Catastrophic Coverage

The stage that you’re in partly determines what your out-of-pocket cost will be. Advancing to the next stage is determined by how much you and your plan have paid for your prescription drugs so far. As you get to each stage’s spending limit, you move to the next stage and your drug costs will change.

Important! During Stage 1 (Annual Deductible) depending on your plan and your type of prescription drugs, you may pay more out of your pocket. This is because in Stage 1 you must first reach your drug deductible (if you have one) before your plan starts to cover more of the cost in Stage 2 (Initial Coverage). When your limit for Initial Coverage is reached you advance to Stage 3 (Catastrophic Coverage), where you would pay nothing for your drugs.
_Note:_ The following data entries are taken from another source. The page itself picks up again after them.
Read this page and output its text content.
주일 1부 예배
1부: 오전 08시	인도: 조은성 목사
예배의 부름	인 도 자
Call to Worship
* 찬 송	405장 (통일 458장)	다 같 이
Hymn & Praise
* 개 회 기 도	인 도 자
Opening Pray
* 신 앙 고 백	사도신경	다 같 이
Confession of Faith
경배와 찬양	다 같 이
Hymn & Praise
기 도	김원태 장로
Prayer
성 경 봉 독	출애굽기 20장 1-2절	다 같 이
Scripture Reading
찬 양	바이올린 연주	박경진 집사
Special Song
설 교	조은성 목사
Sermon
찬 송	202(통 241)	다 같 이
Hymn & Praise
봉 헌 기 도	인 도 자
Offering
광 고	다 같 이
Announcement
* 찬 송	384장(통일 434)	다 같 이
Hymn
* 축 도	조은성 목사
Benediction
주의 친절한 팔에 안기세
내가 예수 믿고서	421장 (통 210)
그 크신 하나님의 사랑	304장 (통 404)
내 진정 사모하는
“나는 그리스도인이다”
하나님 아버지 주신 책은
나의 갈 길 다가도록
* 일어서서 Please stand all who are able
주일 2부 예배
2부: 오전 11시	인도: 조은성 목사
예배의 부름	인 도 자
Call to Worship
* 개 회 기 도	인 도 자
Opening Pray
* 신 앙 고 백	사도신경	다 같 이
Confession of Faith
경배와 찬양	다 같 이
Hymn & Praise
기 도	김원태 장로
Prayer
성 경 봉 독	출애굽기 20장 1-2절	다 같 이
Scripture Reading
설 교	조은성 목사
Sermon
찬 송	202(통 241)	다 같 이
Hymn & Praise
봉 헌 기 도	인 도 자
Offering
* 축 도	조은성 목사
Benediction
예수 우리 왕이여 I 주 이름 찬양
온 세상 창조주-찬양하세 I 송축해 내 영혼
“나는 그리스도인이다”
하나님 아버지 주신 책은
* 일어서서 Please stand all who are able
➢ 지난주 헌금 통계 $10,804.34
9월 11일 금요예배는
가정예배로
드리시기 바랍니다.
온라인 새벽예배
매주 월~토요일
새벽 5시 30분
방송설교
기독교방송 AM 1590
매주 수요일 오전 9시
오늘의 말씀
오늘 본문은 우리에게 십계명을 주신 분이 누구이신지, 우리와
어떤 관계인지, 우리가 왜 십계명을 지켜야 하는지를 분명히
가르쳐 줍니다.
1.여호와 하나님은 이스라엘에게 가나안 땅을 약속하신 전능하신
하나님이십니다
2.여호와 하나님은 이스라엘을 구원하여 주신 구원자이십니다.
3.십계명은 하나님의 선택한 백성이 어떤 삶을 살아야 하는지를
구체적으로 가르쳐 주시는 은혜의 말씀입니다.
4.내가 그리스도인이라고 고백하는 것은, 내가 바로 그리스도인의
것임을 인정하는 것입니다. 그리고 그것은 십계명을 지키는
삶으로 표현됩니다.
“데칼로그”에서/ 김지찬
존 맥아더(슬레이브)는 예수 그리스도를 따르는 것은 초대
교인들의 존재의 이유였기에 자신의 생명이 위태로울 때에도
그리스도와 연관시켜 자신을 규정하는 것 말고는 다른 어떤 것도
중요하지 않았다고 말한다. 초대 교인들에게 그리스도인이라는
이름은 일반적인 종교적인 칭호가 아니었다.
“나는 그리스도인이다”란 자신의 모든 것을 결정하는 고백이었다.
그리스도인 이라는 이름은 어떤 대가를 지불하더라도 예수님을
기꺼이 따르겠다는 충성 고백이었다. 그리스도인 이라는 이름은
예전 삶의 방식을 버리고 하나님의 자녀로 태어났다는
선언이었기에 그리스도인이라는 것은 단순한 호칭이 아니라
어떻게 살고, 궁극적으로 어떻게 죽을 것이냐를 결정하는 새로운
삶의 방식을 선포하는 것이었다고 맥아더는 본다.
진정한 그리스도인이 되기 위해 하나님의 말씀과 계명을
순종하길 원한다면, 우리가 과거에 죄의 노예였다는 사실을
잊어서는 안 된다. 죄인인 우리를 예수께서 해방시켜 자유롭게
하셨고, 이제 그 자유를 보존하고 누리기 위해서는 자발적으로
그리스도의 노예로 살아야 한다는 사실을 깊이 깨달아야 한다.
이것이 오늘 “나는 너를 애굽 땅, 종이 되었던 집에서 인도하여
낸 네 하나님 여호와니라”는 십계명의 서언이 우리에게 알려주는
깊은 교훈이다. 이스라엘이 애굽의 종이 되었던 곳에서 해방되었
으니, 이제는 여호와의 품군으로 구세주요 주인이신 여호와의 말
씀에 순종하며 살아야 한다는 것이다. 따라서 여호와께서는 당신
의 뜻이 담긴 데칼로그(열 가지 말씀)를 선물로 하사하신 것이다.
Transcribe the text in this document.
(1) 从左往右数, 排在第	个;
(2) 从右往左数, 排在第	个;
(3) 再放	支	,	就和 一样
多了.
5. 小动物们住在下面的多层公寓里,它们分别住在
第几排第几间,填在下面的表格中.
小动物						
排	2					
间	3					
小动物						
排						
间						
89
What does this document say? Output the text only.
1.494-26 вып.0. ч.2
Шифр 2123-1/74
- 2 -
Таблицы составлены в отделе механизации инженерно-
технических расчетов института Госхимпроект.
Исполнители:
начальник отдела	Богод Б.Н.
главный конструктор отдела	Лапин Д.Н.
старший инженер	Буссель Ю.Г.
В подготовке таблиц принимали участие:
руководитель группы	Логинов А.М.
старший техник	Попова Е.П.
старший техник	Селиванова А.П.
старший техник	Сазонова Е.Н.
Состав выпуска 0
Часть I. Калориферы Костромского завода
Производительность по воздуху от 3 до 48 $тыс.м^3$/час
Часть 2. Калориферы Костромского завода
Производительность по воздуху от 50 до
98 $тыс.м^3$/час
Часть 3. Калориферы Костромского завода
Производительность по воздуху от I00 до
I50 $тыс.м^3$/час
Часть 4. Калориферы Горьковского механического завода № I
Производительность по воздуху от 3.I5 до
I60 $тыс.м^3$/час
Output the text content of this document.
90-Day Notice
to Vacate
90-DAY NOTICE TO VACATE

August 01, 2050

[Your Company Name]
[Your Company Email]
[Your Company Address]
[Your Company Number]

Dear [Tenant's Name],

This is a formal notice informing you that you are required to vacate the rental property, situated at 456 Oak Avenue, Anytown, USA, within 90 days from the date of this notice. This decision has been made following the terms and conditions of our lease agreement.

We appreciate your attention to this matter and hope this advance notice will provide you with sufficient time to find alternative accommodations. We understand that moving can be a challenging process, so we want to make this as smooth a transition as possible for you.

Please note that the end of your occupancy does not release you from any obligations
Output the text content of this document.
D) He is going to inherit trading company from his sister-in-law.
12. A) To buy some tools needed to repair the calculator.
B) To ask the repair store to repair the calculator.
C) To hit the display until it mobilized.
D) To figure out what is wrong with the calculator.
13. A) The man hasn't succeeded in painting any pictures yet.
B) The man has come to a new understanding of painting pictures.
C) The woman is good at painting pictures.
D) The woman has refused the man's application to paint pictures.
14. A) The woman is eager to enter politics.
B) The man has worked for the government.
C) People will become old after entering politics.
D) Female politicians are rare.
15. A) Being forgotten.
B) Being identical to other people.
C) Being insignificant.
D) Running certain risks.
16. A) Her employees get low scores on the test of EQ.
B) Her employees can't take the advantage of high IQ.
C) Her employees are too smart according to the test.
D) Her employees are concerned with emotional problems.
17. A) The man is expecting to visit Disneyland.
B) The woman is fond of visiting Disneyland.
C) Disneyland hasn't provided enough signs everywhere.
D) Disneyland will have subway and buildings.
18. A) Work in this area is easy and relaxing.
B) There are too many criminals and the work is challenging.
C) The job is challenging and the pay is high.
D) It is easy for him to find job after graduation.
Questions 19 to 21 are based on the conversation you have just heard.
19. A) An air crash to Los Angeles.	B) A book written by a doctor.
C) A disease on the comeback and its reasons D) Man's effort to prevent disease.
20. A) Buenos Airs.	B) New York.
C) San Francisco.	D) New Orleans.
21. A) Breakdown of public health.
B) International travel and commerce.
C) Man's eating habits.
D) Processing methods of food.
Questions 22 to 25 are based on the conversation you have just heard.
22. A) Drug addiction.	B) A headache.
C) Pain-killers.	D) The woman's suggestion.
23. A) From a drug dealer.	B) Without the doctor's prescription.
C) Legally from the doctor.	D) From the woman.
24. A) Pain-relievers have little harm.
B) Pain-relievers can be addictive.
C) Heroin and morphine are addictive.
Not everyone gets to Stage 3. If you do advance to Stage 3 (Catastrophic Coverage), your plan pays all of the cost of your drugs. During this payment stage, depending on your plan, you could pay nothing for your covered Part D drugs. However, you may have cost-sharing for drugs that are covered under our enhanced benefit.

Further, if you qualify for Extra Help (a low-income subsidy program) you’re unlikely to experience all of these stages, and your out-of-pocket costs would be lower. Learn more about Extra Help.

Note: These stages are created by the Centers for Medicare & Medicaid Services (CMS).

Medication (Drug) Tiers

Another factor that impacts your cost is the tier that your prescription medication is in.

Prescription drugs are grouped into different levels called “tiers”. Depending on your plan, there may be 5 or 6 tiers.

  • Tier 1 Preferred Generic Drugs: For plans with five tiers, this is the lowest-cost tier. Most generic drugs on the formulary are included in this tier. Generic drugs contain the same active ingredients as brand drugs and are equally safe and effective.
  • Tier 2 Generic Drugs: Additional generic drugs on the formulary are included in this tier. Generic drugs contain the same active ingredients as brand drugs and are equally safe and effective.
  • Tier 3 Preferred Brand and Non-Preferred Generic Drugs: This tier includes preferred brand drugs and some non-preferred generic drugs.
  • Tier 4 Non-Preferred Drugs: This tier includes non-preferred drugs.
  • Tier 5 Specialty Drugs: The Specialty tier is your highest-cost tier. A Specialty tier drug is a very high-cost or unique prescription drug which may require special handling and/or close monitoring. Specialty drugs may be brand or generic and are limited to a 30-day supply.
  • Tier 6 Select Care Drugs: For plans with six tiers, this is the lowest-cost tier. Generic drugs commonly used to treat specific chronic conditions are included in this tier.

You can check your plan’s formulary to see what tier your medication is in. Depending on your plan and Extra Help eligibility, you could pay nothing for your covered Part D drugs. However, you may have cost-sharing for drugs that are covered under our enhanced benefit.